我が神(エリ・)我が神(エリ・)なぜ私をお見捨てになったのか(ラマ・サバクタニ)…か。」

 

 悪魔が言うには皮肉の効きすぎる言葉だ。

 

 

 

「ナア、デミウルゴス。」

 

 じっと黙って話を聞いていた甲虫が口を開く。

 

「オ前ノ創造主ハ、イツモオ前ヲ褒メテイタナ。」

 

 その言葉に悪魔はハッとして相手を見る。突然何を言い出すのかと愬える悪魔の凝視も気にせず甲虫は言葉を繋げる。

 

「マサニ自分ノ理想(イデア)ヲ詰メ込ンダ存在ダト。」

 

 悪魔は相手のしたい事に気がついた。なんてことは無い、この親友は自分を励まそうとしてくれているのだ。とても不器用な彼なりに。悪魔は相手の優しさに目頭が熱くなった。

 

「君の方こそ、創造主が一番大事にしていた武器を持たされたじゃないか。」

 

 悪魔が反撃(返礼)をする。
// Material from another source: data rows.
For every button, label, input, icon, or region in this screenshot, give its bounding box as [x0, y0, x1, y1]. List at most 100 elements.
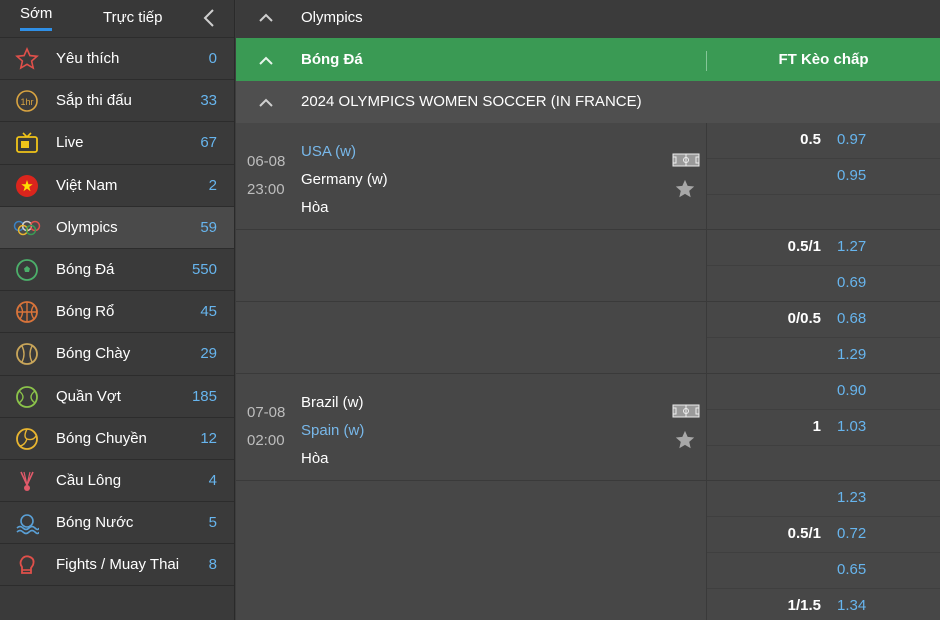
sidebar-item-count: 59	[200, 218, 217, 236]
sidebar-item-count: 2	[208, 176, 217, 194]
odds-line: 0.90	[707, 374, 940, 410]
baseball-icon	[16, 343, 38, 366]
sidebar-item-upcoming[interactable]: 1hr Sắp thi đấu 33	[0, 80, 234, 123]
tab-live[interactable]: Trực tiếp	[103, 9, 163, 26]
sidebar-item-label: Cầu Lông	[56, 471, 122, 489]
odds-line: 1/1.5 1.34	[707, 589, 940, 620]
sidebar-item-badminton[interactable]: Cầu Lông 4	[0, 460, 234, 503]
favorite-star-icon[interactable]	[674, 429, 696, 451]
chevron-up-icon[interactable]	[258, 55, 274, 65]
sidebar-item-label: Olympics	[56, 218, 118, 236]
water-polo-icon	[16, 514, 39, 535]
league-header[interactable]: 2024 OLYMPICS WOMEN SOCCER (IN FRANCE)	[236, 81, 940, 123]
sport-title: Bóng Đá	[301, 51, 363, 68]
away-team: Germany (w)	[301, 171, 388, 188]
basketball-icon	[16, 301, 38, 324]
sidebar-item-vietnam[interactable]: Việt Nam 2	[0, 165, 234, 207]
handicap-value: 1/1.5	[787, 597, 821, 614]
clock-1hr-icon: 1hr	[16, 90, 38, 112]
odds-price[interactable]: 0.97	[837, 131, 866, 148]
sidebar-item-fights[interactable]: Fights / Muay Thai 8	[0, 544, 234, 587]
odds-price[interactable]: 0.65	[837, 561, 866, 578]
sidebar-item-label: Quần Vợt	[56, 387, 121, 405]
sidebar-item-label: Bóng Rổ	[56, 303, 115, 321]
sidebar-item-olympics[interactable]: Olympics 59	[0, 206, 234, 249]
sidebar-item-live[interactable]: Live 67	[0, 122, 234, 165]
sidebar-item-basketball[interactable]: Bóng Rổ 45	[0, 291, 234, 334]
market-column-header: FT Kèo chấp	[706, 51, 940, 71]
draw-label: Hòa	[301, 199, 329, 216]
odds-price[interactable]: 1.29	[837, 346, 866, 363]
home-team: USA (w)	[301, 143, 357, 160]
sidebar-item-label: Bóng Đá	[56, 260, 115, 278]
odds-price[interactable]: 1.23	[837, 489, 866, 506]
odds-price[interactable]: 1.03	[837, 418, 866, 435]
sidebar-item-volleyball[interactable]: Bóng Chuyền 12	[0, 418, 234, 460]
odds-line	[707, 446, 940, 481]
pitch-stats-icon[interactable]	[672, 153, 700, 167]
tv-icon	[16, 132, 38, 154]
odds-price[interactable]: 0.69	[837, 274, 866, 291]
match-date: 06-08	[247, 153, 286, 170]
match-info: 06-08 23:00 USA (w) Germany (w) Hòa	[236, 123, 706, 229]
chevron-up-icon[interactable]	[258, 12, 274, 22]
match-row: 07-08 02:00 Brazil (w) Spain (w) Hòa 0.9…	[236, 374, 940, 481]
away-team: Spain (w)	[301, 422, 365, 439]
sidebar-item-soccer[interactable]: Bóng Đá 550	[0, 249, 234, 292]
handicap-value: 0.5/1	[787, 525, 821, 542]
odds-price[interactable]: 1.34	[837, 597, 866, 614]
odds-column: 1.23 0.5/1 0.72 0.65 1/1.5 1.34	[706, 481, 940, 620]
odds-line: 0.5 0.97	[707, 123, 940, 159]
breadcrumb[interactable]: Olympics	[236, 0, 940, 38]
sidebar-item-label: Bóng Nước	[56, 514, 134, 532]
volleyball-icon	[16, 427, 38, 450]
match-time: 02:00	[247, 432, 285, 449]
sidebar-item-baseball[interactable]: Bóng Chày 29	[0, 333, 234, 376]
odds-price[interactable]: 0.95	[837, 167, 866, 184]
odds-price[interactable]: 0.68	[837, 310, 866, 327]
odds-line	[707, 195, 940, 230]
shuttlecock-icon	[20, 471, 34, 491]
match-row-extra: 1.23 0.5/1 0.72 0.65 1/1.5 1.34	[236, 481, 940, 620]
sidebar-item-count: 185	[191, 387, 217, 405]
match-info: 07-08 02:00 Brazil (w) Spain (w) Hòa	[236, 374, 706, 480]
odds-price[interactable]: 0.72	[837, 525, 866, 542]
tab-early[interactable]: Sớm	[20, 5, 53, 31]
odds-line: 0.95	[707, 159, 940, 195]
vietnam-flag-icon	[16, 174, 38, 197]
collapse-sidebar-button[interactable]	[200, 7, 220, 29]
odds-price[interactable]: 1.27	[837, 238, 866, 255]
sidebar-item-water-polo[interactable]: Bóng Nước 5	[0, 502, 234, 545]
odds-price[interactable]: 0.90	[837, 382, 866, 399]
sidebar-item-count: 45	[200, 303, 217, 321]
handicap-value: 1	[812, 418, 821, 435]
sidebar-item-label: Sắp thi đấu	[56, 92, 132, 110]
sidebar-item-count: 0	[208, 50, 217, 67]
match-time: 23:00	[247, 181, 285, 198]
league-title: 2024 OLYMPICS WOMEN SOCCER (IN FRANCE)	[301, 93, 642, 110]
sidebar-item-favorites[interactable]: Yêu thích 0	[0, 38, 234, 81]
soccer-ball-icon	[16, 259, 38, 281]
odds-line: 1 1.03	[707, 410, 940, 446]
odds-column: 0/0.5 0.68 1.29	[706, 302, 940, 373]
sidebar-item-count: 8	[208, 556, 217, 574]
odds-column: 0.5/1 1.27 0.69	[706, 230, 940, 301]
odds-line: 1.23	[707, 481, 940, 517]
odds-line: 0.65	[707, 553, 940, 589]
sidebar-item-count: 33	[200, 92, 217, 110]
odds-column: 0.90 1 1.03	[706, 374, 940, 480]
sidebar-item-count: 5	[208, 514, 217, 532]
sidebar-item-count: 550	[191, 260, 217, 278]
chevron-left-icon	[203, 9, 214, 27]
chevron-up-icon[interactable]	[258, 97, 274, 107]
sidebar-item-label: Bóng Chày	[56, 345, 131, 363]
sport-header[interactable]: Bóng Đá FT Kèo chấp	[236, 38, 940, 81]
sidebar-item-label: Live	[56, 134, 84, 152]
match-row-extra: 0.5/1 1.27 0.69	[236, 230, 940, 302]
sidebar-item-count: 4	[208, 471, 217, 489]
pitch-stats-icon[interactable]	[672, 404, 700, 418]
sidebar-tabs: Sớm Trực tiếp	[0, 0, 234, 38]
handicap-value: 0.5/1	[787, 238, 821, 255]
sidebar-item-tennis[interactable]: Quần Vợt 185	[0, 376, 234, 418]
favorite-star-icon[interactable]	[674, 178, 696, 200]
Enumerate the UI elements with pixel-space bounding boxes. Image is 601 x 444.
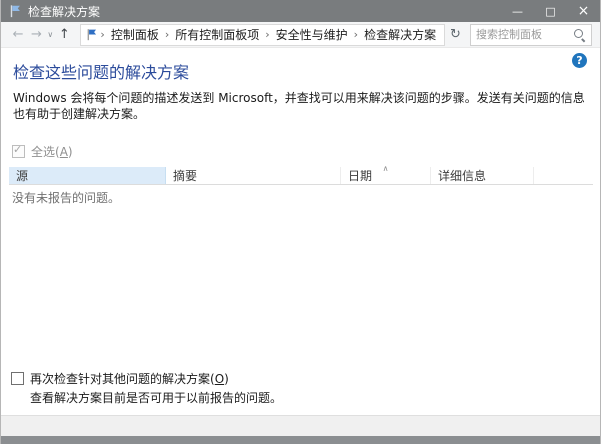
column-header-details[interactable]: 详细信息 — [431, 167, 534, 184]
column-header-date-label: 日期 — [348, 167, 372, 184]
column-header-filler — [534, 167, 593, 184]
breadcrumb-item-security-maintenance[interactable]: 安全性与维护 — [272, 26, 352, 43]
breadcrumb-item-check-solutions[interactable]: 检查解决方案 — [360, 26, 440, 43]
page-title: 检查这些问题的解决方案 — [13, 62, 588, 83]
navigation-bar: ← → ∨ ↑ › 控制面板 › 所有控制面板项 › 安全性与维护 › 检查解决… — [1, 22, 600, 48]
recheck-mnemonic: O — [215, 372, 224, 386]
help-icon[interactable]: ? — [572, 53, 587, 68]
forward-icon[interactable]: → — [27, 27, 45, 42]
select-all-mnemonic: A — [60, 145, 68, 159]
select-all-label-post: ) — [68, 145, 73, 159]
select-all-checkbox[interactable]: ✓ — [12, 145, 25, 158]
page-description: Windows 会将每个问题的描述发送到 Microsoft，并查找可以用来解决… — [13, 90, 588, 122]
refresh-icon[interactable]: ↻ — [445, 27, 466, 42]
main-content: ? 检查这些问题的解决方案 Windows 会将每个问题的描述发送到 Micro… — [1, 48, 600, 415]
recheck-description: 查看解决方案目前是否可用于以前报告的问题。 — [30, 391, 600, 406]
breadcrumb-separator[interactable]: › — [352, 28, 360, 41]
column-header-source[interactable]: 源 — [9, 167, 166, 184]
column-header-date[interactable]: 日期 ∧ — [341, 167, 431, 184]
select-all-label: 全选(A) — [31, 143, 73, 160]
list-header: 源 摘要 日期 ∧ 详细信息 — [9, 167, 593, 185]
recheck-row: 再次检查针对其他问题的解决方案(O) — [11, 370, 600, 387]
window-footer — [1, 415, 600, 436]
up-icon[interactable]: ↑ — [55, 27, 73, 42]
select-all-row: ✓ 全选(A) — [12, 143, 600, 160]
back-icon[interactable]: ← — [9, 27, 27, 42]
recheck-label-post: ) — [224, 372, 229, 386]
breadcrumb-item-control-panel[interactable]: 控制面板 — [107, 26, 163, 43]
breadcrumb-separator[interactable]: › — [98, 28, 106, 41]
checkmark-icon: ✓ — [13, 143, 22, 156]
recheck-section: 再次检查针对其他问题的解决方案(O) 查看解决方案目前是否可用于以前报告的问题。 — [1, 370, 600, 415]
select-all-label-pre: 全选( — [31, 145, 60, 159]
search-icon[interactable] — [573, 28, 586, 41]
minimize-button[interactable]: — — [501, 0, 534, 22]
history-dropdown-icon[interactable]: ∨ — [46, 30, 56, 39]
breadcrumb-separator[interactable]: › — [163, 28, 171, 41]
sort-ascending-icon: ∧ — [383, 165, 389, 173]
problems-list: 源 摘要 日期 ∧ 详细信息 没有未报告的问题。 — [9, 167, 593, 206]
recheck-label-pre: 再次检查针对其他问题的解决方案( — [30, 372, 215, 386]
recheck-label[interactable]: 再次检查针对其他问题的解决方案(O) — [30, 370, 229, 387]
empty-list-message: 没有未报告的问题。 — [9, 185, 593, 206]
window-title: 检查解决方案 — [28, 3, 501, 20]
breadcrumb[interactable]: › 控制面板 › 所有控制面板项 › 安全性与维护 › 检查解决方案 ∨ — [80, 24, 444, 46]
breadcrumb-item-all-items[interactable]: 所有控制面板项 — [171, 26, 263, 43]
security-maintenance-window: 检查解决方案 — □ × ← → ∨ ↑ › 控制面板 › 所有控制面板项 › … — [0, 0, 601, 444]
search-input[interactable] — [476, 28, 573, 41]
maximize-button[interactable]: □ — [534, 0, 567, 22]
column-header-summary[interactable]: 摘要 — [166, 167, 341, 184]
app-flag-icon — [8, 4, 22, 18]
window-bottom-edge — [1, 436, 600, 444]
search-box[interactable] — [470, 24, 592, 46]
titlebar[interactable]: 检查解决方案 — □ × — [1, 0, 600, 22]
close-button[interactable]: × — [567, 0, 600, 22]
breadcrumb-flag-icon — [85, 28, 98, 41]
recheck-checkbox[interactable] — [11, 372, 24, 385]
breadcrumb-separator[interactable]: › — [263, 28, 271, 41]
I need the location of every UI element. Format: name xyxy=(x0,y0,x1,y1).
2人は顔を見合わせた。

 

 

 

「ふふふ。」

 

「ハハハ。」

 

 

 

 ああ、そうだった。思い出した。自分達は捨てられたのではない、今の至高の主人に託されたのだ。我が創造主は一度たりとも自分を蔑ろにしたことなどなかった。いつも誇りに思ってくれていた。少しばかり会えないぐらいで打ち拉がれている場合ではない。其れこそ失望を買いかねないのだ。

 

 悩んでいる暇があれば今の主人の為に務めを果たすのが一番いい。

 

 

「じゃあ。」

 

「ソウダナ。」

 

「「2人の主人に乾杯(フタリノシュジンニカンパイ)。」」

 

 

 

 

 紫色の酒宴は始まったばかりだ。